オンライン小売大手のAmazon.com(以下、アマゾン)が米国時間の今月18日、独自開発のスマートフォンを発表すると見られている。

ここ数年のアマゾンは、タブレット端末の「Kindle Fire」やスマートTVの「Fire TV」、さらに最近ではスティック型端末の「Dash」など、ハードウエアの製品開発に注力する姿勢が目立っている。特にDashは、ユーザーがパソコンを起動しなくても、自分の声やバーコード・スキャンでどこからでも商品を注文できることから、高い関心を集めた(ただし年会費299ドルのAmazon Freshというサービスの一環として使われる。また日本では、まだ利用できない)。

3D機能は「物品」のオンライン販売のためではないか

今回、その延長線上でリリースされるスマートフォンは、かなり高度な3D表示機能が搭載される見込みだ。まだ実機を見たわけではないので正確な事は言えないが、今年4月のWall Street Journal記事などによれば、一種のホログラムのような立体映像がスマホ・ディププレイ上に浮き上がって見えるという。
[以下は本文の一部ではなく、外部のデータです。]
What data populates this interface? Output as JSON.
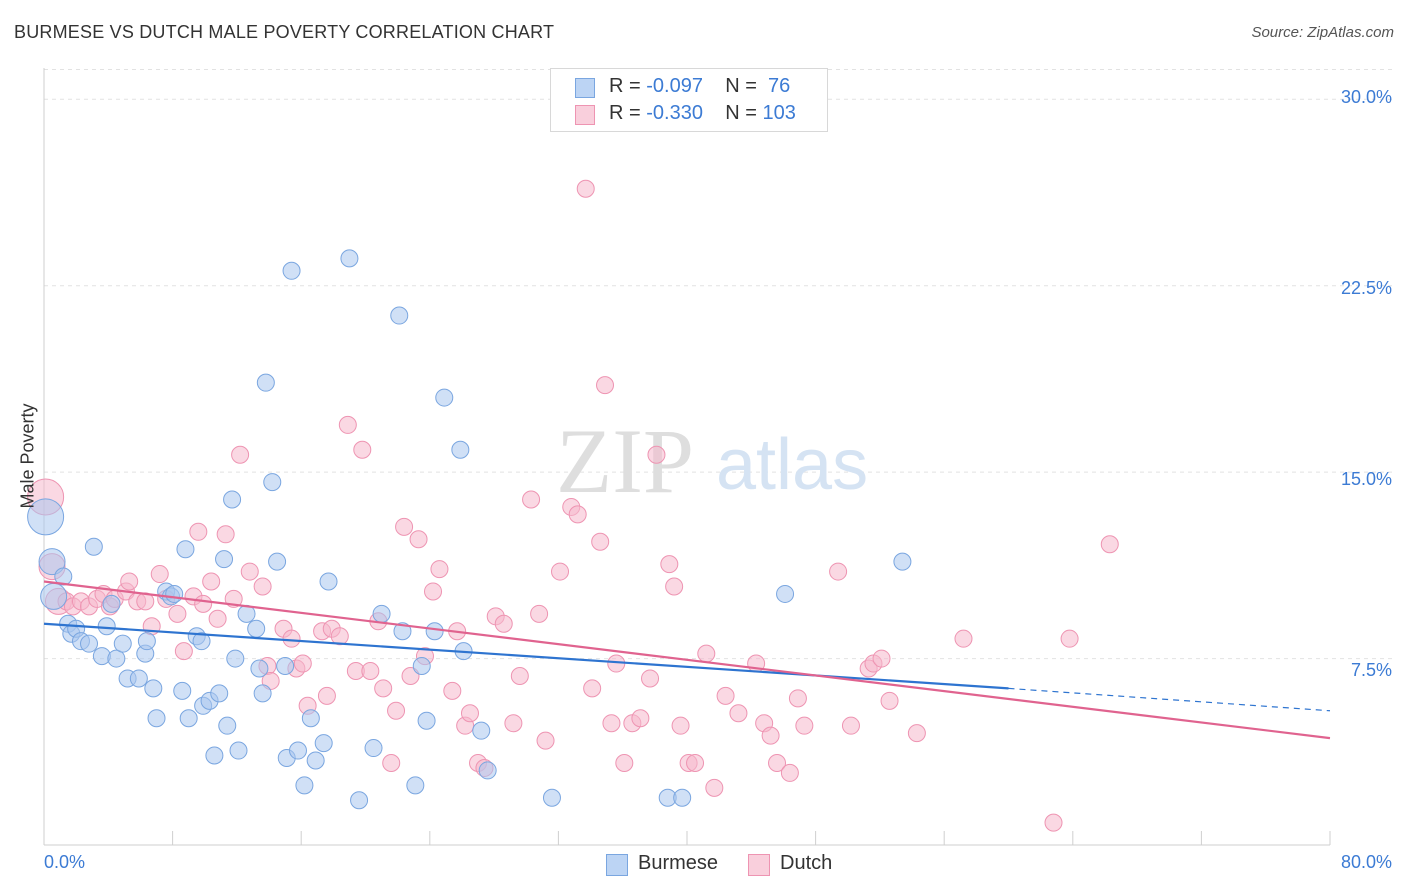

●"Amazon Preparing to Release Smartphone" THE WALL STREET JOURNAL, April 11, 2014

こうしたことから、アマゾンのスマホは特に(3D機能を駆使する)ビデオ・ゲームに適していると見られる。が、それ以上に同社が狙っているのは、一般消費者にスマホ上から様々な製品を一種、衝動買いのような形で買わせることではないだろうか。

恐らく、このスマホから何らかの商品名やカテゴリー名などで検索すると、自動的にアマゾンの各種サービス(ウエブ・サイトやアプリ)へと導かれるのだろう。そこに商品(たとえばグラス、茶碗、皿など、四方八方から眺め回してから買いたい商品)のリアルな立体映像が浮き上がって見えて来るなら、ユーザーがついつい商品を注文してしまう可能性は高まる。

もちろん自社製スマホの発売と同時に、アマゾンが自らのサービス上で、各種商品の3D表示機能を用意するとは限らない。しかし同端末に対するユーザーの反応などを見ながら、徐々に3D機能を整備していくことはあり得る。

(仮定に仮定を重ねるようで恐縮だが)仮に、こうしたスマホが本当に発売されて、しかもユーザーに受け容れられれば、それはグーグルにとって大きな脅威となるだろう。なぜならスマホの検索画面から直にアマゾンのサイトに飛び、そこから即、商品を買われてしまえば、そのプロセスのどこにもグーグルのサービスが入り込む余地はないからだ。これは特に検索連動広告を収益の柱とするグーグルには、大きなダメージとなるのではなかろうか。